Calculating the hyperfocal distance for any particular lens is actually quite a simple formula – the hyperfocal distance is equal to the focal length squared, divided by the lens aperture multiplied by the circle of confusion. The result of that calculation is added to the focal length of the lens. The result is the hyperfocal distance in millimetres. So, dividing the result by 1000 will give you the hyperfocal distance in metres.
For the Fujifilm X100S at ƒ8, the calculation would be –
Hyperfocal Distance = ((23 * 23) / (8 * 0.02)) + 23 = 3329mm = 3.329m
Near focus distance = 3.33m / 2 = 1.66m
With the camera focused at 3.33m and an aperture of ƒ8, everything between 1.66m and infinity will be in focus.

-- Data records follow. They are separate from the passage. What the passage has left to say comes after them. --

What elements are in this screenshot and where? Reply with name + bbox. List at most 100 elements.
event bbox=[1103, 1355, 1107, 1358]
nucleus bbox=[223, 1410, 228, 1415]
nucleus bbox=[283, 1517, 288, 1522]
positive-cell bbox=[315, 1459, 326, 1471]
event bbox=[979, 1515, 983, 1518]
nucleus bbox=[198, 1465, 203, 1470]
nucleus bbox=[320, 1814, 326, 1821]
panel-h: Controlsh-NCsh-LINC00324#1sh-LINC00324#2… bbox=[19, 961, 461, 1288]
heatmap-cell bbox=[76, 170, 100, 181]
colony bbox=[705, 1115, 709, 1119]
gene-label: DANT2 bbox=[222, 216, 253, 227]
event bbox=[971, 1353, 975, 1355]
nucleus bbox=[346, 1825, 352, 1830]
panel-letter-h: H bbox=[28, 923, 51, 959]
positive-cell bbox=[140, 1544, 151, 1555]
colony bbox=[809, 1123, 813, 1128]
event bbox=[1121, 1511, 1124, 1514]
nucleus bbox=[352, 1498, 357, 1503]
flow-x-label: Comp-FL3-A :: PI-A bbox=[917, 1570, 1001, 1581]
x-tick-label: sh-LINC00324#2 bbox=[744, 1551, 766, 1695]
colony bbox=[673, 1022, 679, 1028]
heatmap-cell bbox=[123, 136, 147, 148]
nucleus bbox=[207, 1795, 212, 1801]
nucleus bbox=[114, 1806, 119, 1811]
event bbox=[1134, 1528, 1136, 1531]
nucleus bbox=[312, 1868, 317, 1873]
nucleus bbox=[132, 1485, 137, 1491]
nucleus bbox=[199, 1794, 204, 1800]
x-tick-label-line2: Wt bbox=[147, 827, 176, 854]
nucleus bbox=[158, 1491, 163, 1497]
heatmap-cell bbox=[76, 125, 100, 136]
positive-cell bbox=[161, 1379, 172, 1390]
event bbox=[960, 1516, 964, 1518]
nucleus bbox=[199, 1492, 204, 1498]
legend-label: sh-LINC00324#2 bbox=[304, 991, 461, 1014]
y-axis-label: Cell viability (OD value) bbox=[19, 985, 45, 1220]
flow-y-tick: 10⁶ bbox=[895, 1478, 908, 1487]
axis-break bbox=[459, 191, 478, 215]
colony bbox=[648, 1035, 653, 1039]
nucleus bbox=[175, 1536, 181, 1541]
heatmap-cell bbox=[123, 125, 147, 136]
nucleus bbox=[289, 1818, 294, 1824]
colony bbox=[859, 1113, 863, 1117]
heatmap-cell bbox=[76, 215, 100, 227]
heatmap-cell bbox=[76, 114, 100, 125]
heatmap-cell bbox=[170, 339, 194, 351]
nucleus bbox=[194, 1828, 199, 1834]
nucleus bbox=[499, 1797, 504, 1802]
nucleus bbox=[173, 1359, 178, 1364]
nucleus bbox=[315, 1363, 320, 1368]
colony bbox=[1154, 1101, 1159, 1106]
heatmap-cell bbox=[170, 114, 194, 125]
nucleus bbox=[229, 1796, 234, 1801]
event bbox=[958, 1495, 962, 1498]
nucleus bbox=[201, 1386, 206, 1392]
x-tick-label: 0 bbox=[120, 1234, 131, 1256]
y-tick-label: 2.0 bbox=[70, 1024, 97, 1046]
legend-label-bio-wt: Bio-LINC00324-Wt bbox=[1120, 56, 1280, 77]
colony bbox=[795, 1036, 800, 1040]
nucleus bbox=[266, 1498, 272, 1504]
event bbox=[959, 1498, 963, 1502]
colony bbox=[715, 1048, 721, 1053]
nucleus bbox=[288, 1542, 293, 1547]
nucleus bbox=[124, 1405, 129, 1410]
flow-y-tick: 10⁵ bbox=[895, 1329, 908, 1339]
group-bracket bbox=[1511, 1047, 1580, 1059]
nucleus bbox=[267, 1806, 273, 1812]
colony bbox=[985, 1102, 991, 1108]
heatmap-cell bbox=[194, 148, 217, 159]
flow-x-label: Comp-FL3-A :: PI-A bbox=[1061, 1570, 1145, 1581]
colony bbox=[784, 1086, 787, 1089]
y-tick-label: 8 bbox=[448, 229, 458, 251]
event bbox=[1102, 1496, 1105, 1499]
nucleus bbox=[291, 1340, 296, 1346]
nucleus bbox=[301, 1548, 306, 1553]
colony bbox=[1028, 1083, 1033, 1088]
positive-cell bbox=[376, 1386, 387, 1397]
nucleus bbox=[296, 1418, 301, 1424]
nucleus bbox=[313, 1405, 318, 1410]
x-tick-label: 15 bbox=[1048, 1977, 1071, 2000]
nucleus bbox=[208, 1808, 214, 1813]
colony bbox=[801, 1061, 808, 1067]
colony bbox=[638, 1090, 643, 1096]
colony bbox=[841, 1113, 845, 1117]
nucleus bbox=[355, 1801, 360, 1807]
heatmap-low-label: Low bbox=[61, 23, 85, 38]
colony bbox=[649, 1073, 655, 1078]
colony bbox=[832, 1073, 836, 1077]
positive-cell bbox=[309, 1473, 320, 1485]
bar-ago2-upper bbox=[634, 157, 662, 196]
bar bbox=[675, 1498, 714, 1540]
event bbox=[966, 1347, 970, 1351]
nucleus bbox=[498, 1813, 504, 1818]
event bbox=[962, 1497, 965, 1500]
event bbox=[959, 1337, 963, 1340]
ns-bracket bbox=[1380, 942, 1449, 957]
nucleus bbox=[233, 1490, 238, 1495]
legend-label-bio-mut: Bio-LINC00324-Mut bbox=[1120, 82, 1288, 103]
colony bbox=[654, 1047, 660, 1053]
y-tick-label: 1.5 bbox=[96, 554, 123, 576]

Here’s a quick chart of the hyperfocal distance for the X100S at different apertures –
Hyperfocal Distance and Zone Focusing in practice
Using the chart above, you can see that if using a Fujifilm X100S when out shooting street photography, you could choose an aperture in the ƒ4 – ƒ8 range and know that you could get sharp images without having to rely on the camera’s autofocus system every time. If shooting at ƒ4, providing your subject was at least 3.32m away from you, it will be in focus; similarly if you chose an aperture of ƒ8, providing your subject was at least 1.66m away from you, it would be sharp.
Of course you don’t have to focus at the hyperfocal distance. Focusing closer will simply mean the image will not be sharp all the way out to infinity. As we saw earlier focusing at 2.5m with an aperture of ƒ8 gave us an acceptably sharp focus range between 1.43m and 9.97m, which is still very useable.
This final image was also made with the Fujifilm X100S at 1/320 sec, ƒ8 and ISO1600 with a distance to subject of about two metres.
Give zone focusing a go… head over to DOFMaster and use their calculator to find the Hyperfocal Distance of your favourite camera / lens combination then go out and try it out!